I hung out with my friend Andy and his wife (!) Kira. All the other single people cancelled so it was just the three of us, but totally comfortable since they're by far the easiest couple to be around I've ever known. We went ice skating, drank champagne, played ping-pong, watched UHF and The Sum of All Fears, and talked a lot.

01 January 2003

So i hit the bookstore (large chain, its york, what do you expect?) to return a gift my brother Jesse already had (a Tolkein atlas) for one he didn't have (far side and calvin and hobbes cartoons), and oddly enough i didn't run into anyone. I did find some rediculous books though. The Complete Idiot's Guide to Interfaith Relationships and the strategy guide to online Sims. I think the latter's humor is in reading it not in its mere existence, the former on the other hand... The table of differences between protestant and catholic beliefs on sex is hysterical.

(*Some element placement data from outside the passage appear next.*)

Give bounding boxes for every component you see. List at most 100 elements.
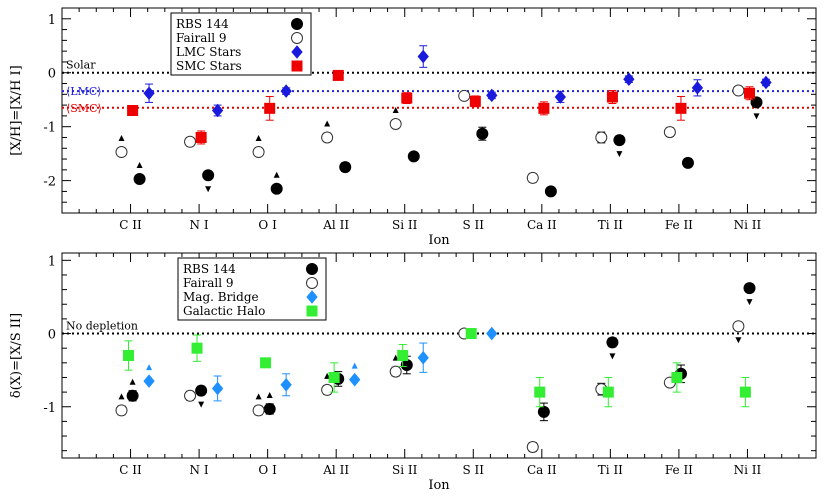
- data-point: [143, 86, 155, 101]
- legend-label: SMC Stars: [176, 59, 242, 73]
- series-fairall-9: [115, 84, 745, 184]
- reference-line-label: ⟨LMC⟩: [66, 85, 102, 98]
- y-tick-label: -1: [43, 401, 56, 416]
- data-point: [675, 102, 687, 114]
- data-point: [328, 371, 340, 383]
- y-axis-label: δ(X)=[X/S II]: [9, 313, 24, 398]
- data-point: [126, 389, 139, 402]
- data-point: [397, 350, 409, 361]
- legend-box: [170, 12, 312, 76]
- data-point: [280, 378, 292, 392]
- x-axis-label: Ion: [428, 478, 450, 493]
- data-point: [191, 342, 203, 354]
- lower-limit-arrow: [324, 120, 331, 127]
- lower-limit-arrow: [266, 391, 273, 398]
- data-point: [681, 156, 694, 169]
- reference-line-label: ⟨SMC⟩: [66, 102, 102, 115]
- lower-limit-arrow: [136, 162, 143, 169]
- data-point: [184, 389, 197, 402]
- data-point: [321, 131, 334, 144]
- upper-limit-arrow: [753, 113, 760, 120]
- data-point: [122, 350, 134, 361]
- x-tick-label: Fe II: [665, 463, 693, 477]
- data-point: [732, 320, 745, 333]
- legend-marker: [306, 305, 318, 317]
- x-tick-label: S II: [463, 463, 485, 477]
- x-tick-label: Al II: [322, 463, 349, 477]
- data-point: [127, 105, 139, 116]
- legend-label: RBS 144: [176, 17, 229, 31]
- data-point: [486, 88, 498, 103]
- x-tick-label: S II: [463, 218, 485, 232]
- legend-box: [177, 257, 327, 321]
- x-tick-label: N I: [190, 218, 209, 232]
- data-point: [280, 84, 292, 98]
- data-point: [417, 350, 429, 365]
- lower-limit-arrow: [351, 362, 358, 369]
- series-rbs-144: [133, 96, 763, 198]
- x-tick-label: Si II: [392, 463, 418, 477]
- data-point: [671, 371, 683, 383]
- data-point: [339, 161, 352, 174]
- legend-marker: [306, 290, 318, 304]
- data-point: [458, 89, 471, 102]
- lower-limit-arrow: [118, 135, 125, 142]
- data-point: [743, 282, 756, 295]
- data-point: [606, 336, 619, 349]
- reference-line-label: Solar: [66, 59, 96, 72]
- data-point: [349, 372, 361, 387]
- data-point: [195, 131, 207, 143]
- data-point: [760, 75, 772, 90]
- x-tick-label: Al II: [322, 218, 349, 232]
- data-point: [270, 182, 283, 195]
- x-tick-label: Ca II: [527, 218, 557, 232]
- reference-line-label: No depletion: [66, 320, 138, 333]
- x-tick-label: O I: [258, 463, 277, 477]
- data-point: [537, 405, 550, 418]
- y-tick-label: 0: [48, 67, 56, 82]
- data-point: [252, 404, 265, 417]
- data-point: [486, 326, 498, 341]
- x-tick-label: O I: [258, 218, 277, 232]
- data-point: [115, 404, 128, 417]
- series-rbs-144: [126, 282, 756, 422]
- legend-label: LMC Stars: [176, 45, 241, 59]
- y-tick-label: -1: [43, 121, 56, 136]
- x-axis-label: Ion: [428, 233, 450, 248]
- x-tick-label: Si II: [392, 218, 418, 232]
- upper-limit-arrow: [198, 401, 205, 408]
- legend-marker: [291, 18, 303, 30]
- legend-label: Galactic Halo: [183, 304, 265, 318]
- lower-limit-arrow: [255, 393, 262, 400]
- series-lmc-stars: [143, 45, 772, 118]
- data-point: [750, 96, 763, 109]
- plot-frame: [61, 252, 817, 459]
- data-point: [534, 386, 546, 398]
- data-point: [691, 81, 704, 95]
- lower-limit-arrow: [273, 171, 280, 178]
- lower-limit-arrow: [146, 364, 153, 371]
- data-point: [469, 95, 481, 107]
- data-point: [332, 69, 344, 81]
- legend-marker: [306, 277, 318, 289]
- data-point: [663, 126, 676, 139]
- data-point: [417, 49, 429, 64]
- legend-label: Mag. Bridge: [183, 290, 259, 304]
- data-point: [260, 357, 272, 369]
- x-tick-label: C II: [119, 463, 142, 477]
- panel-1: -2 -1 0 1 C II N I O I Al II Si II S II Ca II Ti II…: [9, 7, 817, 248]
- upper-limit-arrow: [205, 186, 212, 193]
- legend-marker: [291, 60, 303, 72]
- x-tick-label: Fe II: [665, 218, 693, 232]
- data-point: [744, 87, 756, 99]
- x-tick-label: C II: [119, 218, 142, 232]
- series-galactic-halo: [122, 328, 751, 408]
- data-point: [401, 92, 413, 104]
- data-point: [211, 381, 224, 396]
- y-tick-label: 1: [48, 254, 56, 269]
- data-point: [264, 102, 276, 114]
- y-axis-label: [X/H]=[X/H I]: [9, 65, 24, 155]
- panel-2: -1 0 1 C II N I O I Al II Si II S II Ca II Ti II Fe…: [9, 252, 817, 493]
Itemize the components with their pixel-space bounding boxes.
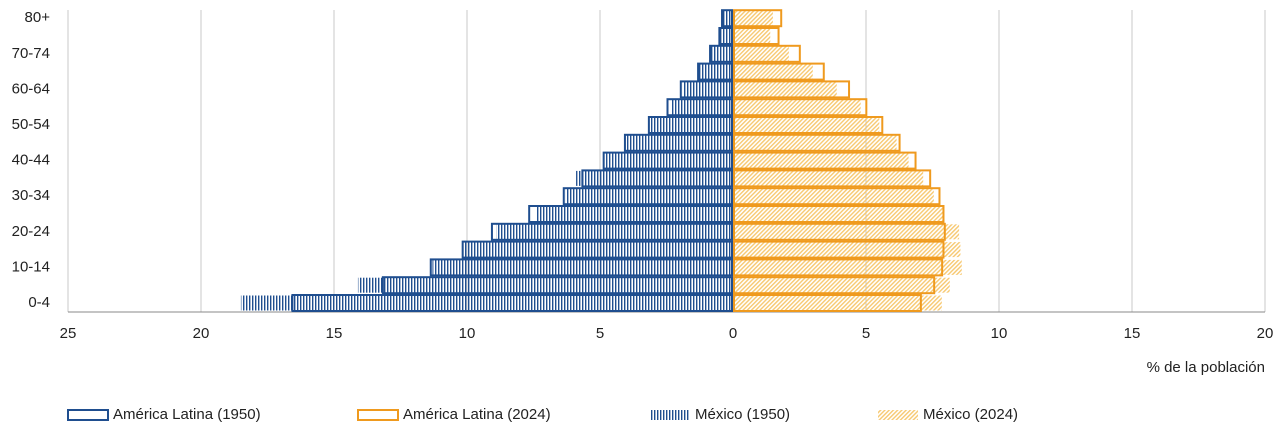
bar xyxy=(496,224,733,240)
bar xyxy=(733,10,773,26)
bar xyxy=(733,117,880,133)
bar xyxy=(733,153,909,169)
bar xyxy=(733,259,962,275)
bar xyxy=(733,28,771,44)
x-axis-title: % de la población xyxy=(1147,359,1265,376)
legend-swatch xyxy=(878,410,918,420)
bar xyxy=(733,222,946,241)
x-tick-label: 20 xyxy=(1257,325,1274,342)
y-tick-label: 50-54 xyxy=(12,116,50,133)
legend-label: América Latina (2024) xyxy=(403,406,551,423)
bar xyxy=(722,10,733,26)
bar xyxy=(605,153,733,169)
bar xyxy=(623,133,733,152)
y-tick-label: 20-24 xyxy=(12,223,50,240)
bar xyxy=(733,170,924,186)
bar xyxy=(710,46,733,62)
y-tick-label: 10-14 xyxy=(12,258,50,275)
bar xyxy=(733,98,868,117)
bar xyxy=(670,99,733,115)
y-tick-label: 40-44 xyxy=(12,152,50,169)
x-tick-label: 25 xyxy=(60,325,77,342)
bar xyxy=(733,80,851,99)
bar xyxy=(461,240,733,259)
legend-swatch xyxy=(357,409,399,421)
bar xyxy=(733,151,917,170)
bar xyxy=(647,116,734,134)
legend-swatch xyxy=(67,409,109,421)
bar xyxy=(733,44,801,63)
bar xyxy=(536,206,733,222)
y-tick-label: 70-74 xyxy=(12,45,50,62)
bar xyxy=(240,295,733,311)
bar xyxy=(733,46,789,62)
bar xyxy=(733,27,780,45)
bar xyxy=(432,259,733,275)
bar xyxy=(733,62,825,81)
bar xyxy=(719,28,733,44)
x-tick-label: 10 xyxy=(459,325,476,342)
x-tick-label: 10 xyxy=(991,325,1008,342)
bar xyxy=(733,99,861,115)
bar xyxy=(733,206,945,222)
bar xyxy=(733,188,934,204)
legend-label: América Latina (1950) xyxy=(113,406,261,423)
bar xyxy=(698,64,733,80)
bar xyxy=(464,242,733,258)
bar xyxy=(666,98,733,117)
x-tick-label: 15 xyxy=(326,325,343,342)
bar xyxy=(733,133,901,152)
bar xyxy=(581,169,733,188)
bar xyxy=(733,187,941,206)
bar xyxy=(718,27,733,45)
bar xyxy=(562,187,734,206)
legend-swatch xyxy=(650,410,690,420)
bar xyxy=(490,222,733,241)
y-tick-label: 60-64 xyxy=(12,80,50,97)
bar xyxy=(733,205,945,223)
bar xyxy=(733,240,945,259)
bar xyxy=(733,242,961,258)
bar xyxy=(709,44,733,63)
bar xyxy=(733,258,944,277)
bar xyxy=(679,80,733,99)
y-tick-label: 0-4 xyxy=(28,294,50,311)
x-tick-label: 5 xyxy=(862,325,870,342)
bar xyxy=(565,188,733,204)
legend-label: México (1950) xyxy=(695,406,790,423)
bar xyxy=(697,62,734,81)
x-tick-label: 5 xyxy=(596,325,604,342)
bar xyxy=(733,276,936,295)
y-tick-label: 30-34 xyxy=(12,187,50,204)
bar xyxy=(602,151,733,170)
bar xyxy=(733,135,897,151)
bar xyxy=(626,135,733,151)
bar xyxy=(733,295,942,311)
bar xyxy=(528,205,733,223)
bar xyxy=(733,277,950,293)
x-tick-label: 20 xyxy=(193,325,210,342)
bar xyxy=(576,170,733,186)
bar xyxy=(733,224,960,240)
bar xyxy=(733,294,922,312)
y-tick-label: 80+ xyxy=(25,9,51,26)
bar xyxy=(733,9,783,28)
bar xyxy=(733,116,884,134)
x-tick-label: 15 xyxy=(1124,325,1141,342)
bar xyxy=(733,64,813,80)
x-tick-label: 0 xyxy=(729,325,737,342)
bar xyxy=(682,81,733,97)
bar xyxy=(381,276,733,295)
bar xyxy=(733,169,932,188)
legend-label: México (2024) xyxy=(923,406,1018,423)
bar xyxy=(721,9,734,28)
bar xyxy=(291,294,733,312)
bar xyxy=(357,277,733,293)
bar xyxy=(429,258,733,277)
bar xyxy=(733,81,837,97)
bar xyxy=(649,117,733,133)
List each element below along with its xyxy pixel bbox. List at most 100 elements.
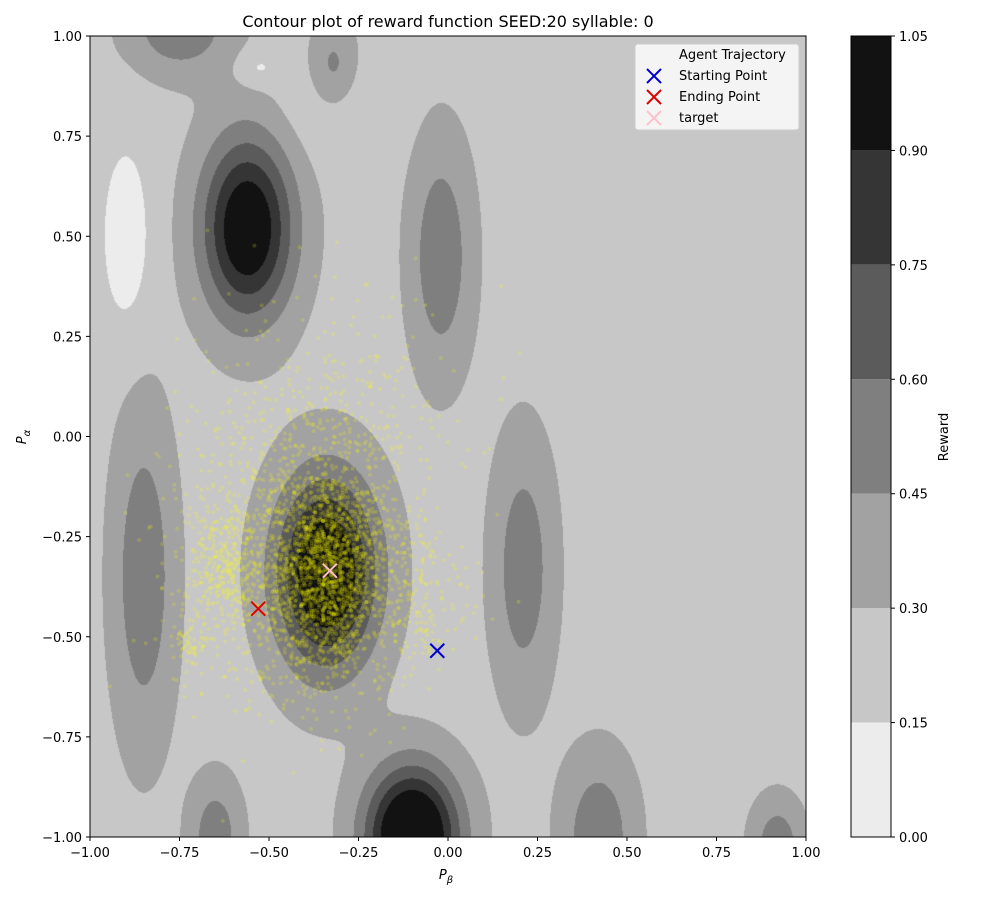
trajectory-point [295, 618, 300, 623]
trajectory-point [348, 527, 353, 532]
trajectory-point [338, 636, 342, 641]
trajectory-point [369, 566, 374, 570]
trajectory-point [305, 613, 310, 618]
trajectory-point [396, 598, 400, 603]
trajectory-point [399, 650, 404, 655]
trajectory-point [268, 457, 273, 462]
trajectory-point [271, 659, 276, 664]
trajectory-point [290, 504, 295, 509]
trajectory-point [355, 563, 360, 568]
trajectory-point [160, 618, 165, 623]
trajectory-point [180, 509, 185, 514]
trajectory-point [329, 580, 334, 585]
trajectory-point [218, 529, 223, 534]
trajectory-point [347, 562, 352, 567]
trajectory-point [241, 477, 246, 482]
trajectory-point [335, 620, 340, 625]
trajectory-point [318, 506, 323, 511]
trajectory-point [298, 588, 303, 593]
trajectory-point [349, 650, 353, 654]
trajectory-point [481, 594, 486, 599]
trajectory-point [361, 551, 366, 555]
trajectory-point [298, 590, 303, 595]
trajectory-point [294, 638, 299, 643]
trajectory-point [295, 582, 300, 587]
trajectory-point [200, 644, 205, 649]
trajectory-point [320, 488, 325, 493]
trajectory-point [262, 518, 267, 523]
trajectory-point [356, 530, 361, 535]
trajectory-point [337, 549, 342, 553]
trajectory-point [363, 448, 367, 452]
trajectory-point [313, 274, 318, 279]
trajectory-point [278, 509, 283, 514]
trajectory-point [270, 694, 275, 699]
trajectory-point [312, 608, 317, 613]
trajectory-point [235, 551, 239, 555]
trajectory-point [418, 610, 422, 615]
trajectory-point [415, 526, 420, 531]
y-tick-label: −0.50 [42, 631, 82, 646]
trajectory-point [174, 496, 178, 501]
trajectory-point [360, 691, 365, 696]
trajectory-point [445, 440, 450, 445]
trajectory-point [299, 532, 304, 537]
trajectory-point [194, 556, 199, 561]
trajectory-point [322, 498, 327, 502]
trajectory-point [214, 554, 219, 559]
trajectory-point [428, 418, 433, 423]
trajectory-point [355, 629, 359, 633]
trajectory-point [355, 499, 360, 504]
trajectory-point [317, 582, 322, 587]
trajectory-point [332, 604, 337, 608]
trajectory-point [327, 557, 332, 562]
trajectory-point [312, 536, 317, 540]
trajectory-point [209, 578, 214, 583]
trajectory-point [268, 424, 273, 429]
trajectory-point [490, 617, 495, 622]
trajectory-point [218, 605, 223, 610]
trajectory-point [376, 355, 381, 360]
trajectory-point [306, 401, 311, 406]
trajectory-point [362, 570, 367, 575]
trajectory-point [373, 497, 378, 502]
trajectory-point [225, 568, 230, 573]
trajectory-point [297, 543, 302, 548]
trajectory-point [311, 546, 316, 551]
trajectory-point [314, 457, 318, 462]
trajectory-point [242, 481, 247, 485]
trajectory-point [299, 573, 304, 578]
trajectory-point [244, 538, 249, 543]
trajectory-point [301, 577, 305, 582]
trajectory-point [322, 541, 327, 546]
trajectory-point [317, 595, 322, 600]
trajectory-point [217, 461, 221, 466]
trajectory-point [300, 521, 305, 526]
trajectory-point [173, 389, 178, 394]
trajectory-point [347, 439, 352, 444]
trajectory-point [451, 647, 456, 652]
trajectory-point [274, 589, 279, 594]
trajectory-point [315, 587, 319, 592]
trajectory-point [259, 516, 264, 521]
trajectory-point [252, 243, 257, 248]
trajectory-point [297, 520, 302, 525]
trajectory-point [346, 561, 351, 566]
trajectory-point [382, 664, 387, 669]
trajectory-point [329, 615, 334, 620]
trajectory-point [332, 621, 337, 626]
trajectory-point [229, 603, 234, 608]
trajectory-point [267, 397, 272, 402]
trajectory-point [415, 628, 420, 633]
trajectory-point [424, 621, 428, 625]
trajectory-point [420, 580, 425, 585]
trajectory-point [207, 560, 211, 565]
trajectory-point [362, 432, 367, 437]
trajectory-point [323, 544, 328, 548]
trajectory-point [179, 654, 183, 659]
trajectory-point [302, 494, 307, 498]
trajectory-point [346, 624, 351, 629]
trajectory-point [285, 560, 290, 565]
trajectory-point [324, 635, 329, 640]
trajectory-point [310, 475, 314, 480]
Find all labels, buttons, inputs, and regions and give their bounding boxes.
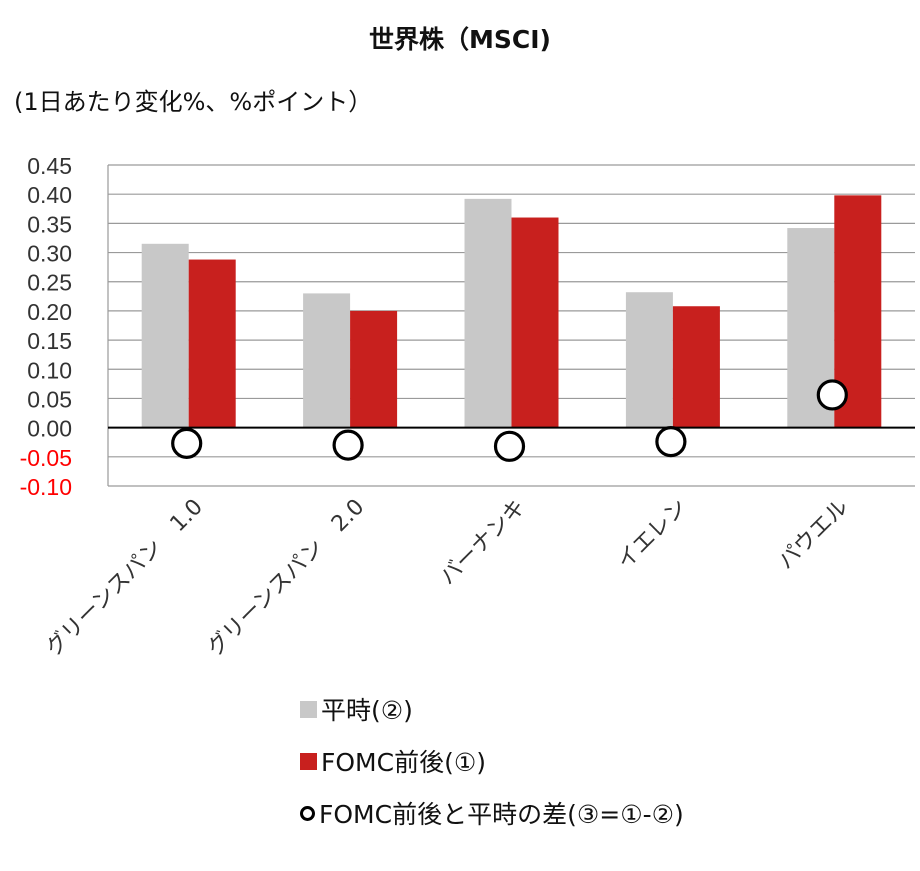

They've started selling Valentine's cards in the bookstore already. I want to break something.

Happy new year everyone. I brilliantly succeeded in my plan to have a non-new years eve new years eve. I went to see a basketball game with my dad and brother Jesse, and there's no one better to go see a basketball game with than your dad and brother and it was a good close game, the Wizards held on to beat a very sloppy Spurs. Great fun, and the new year passed while we were on the road, saw some fireworks in the distance and that's it. Managed to have an evening that was of a completely different sort than last year and so didn't have to suffer by comparison. Rather brilliant of me I must say.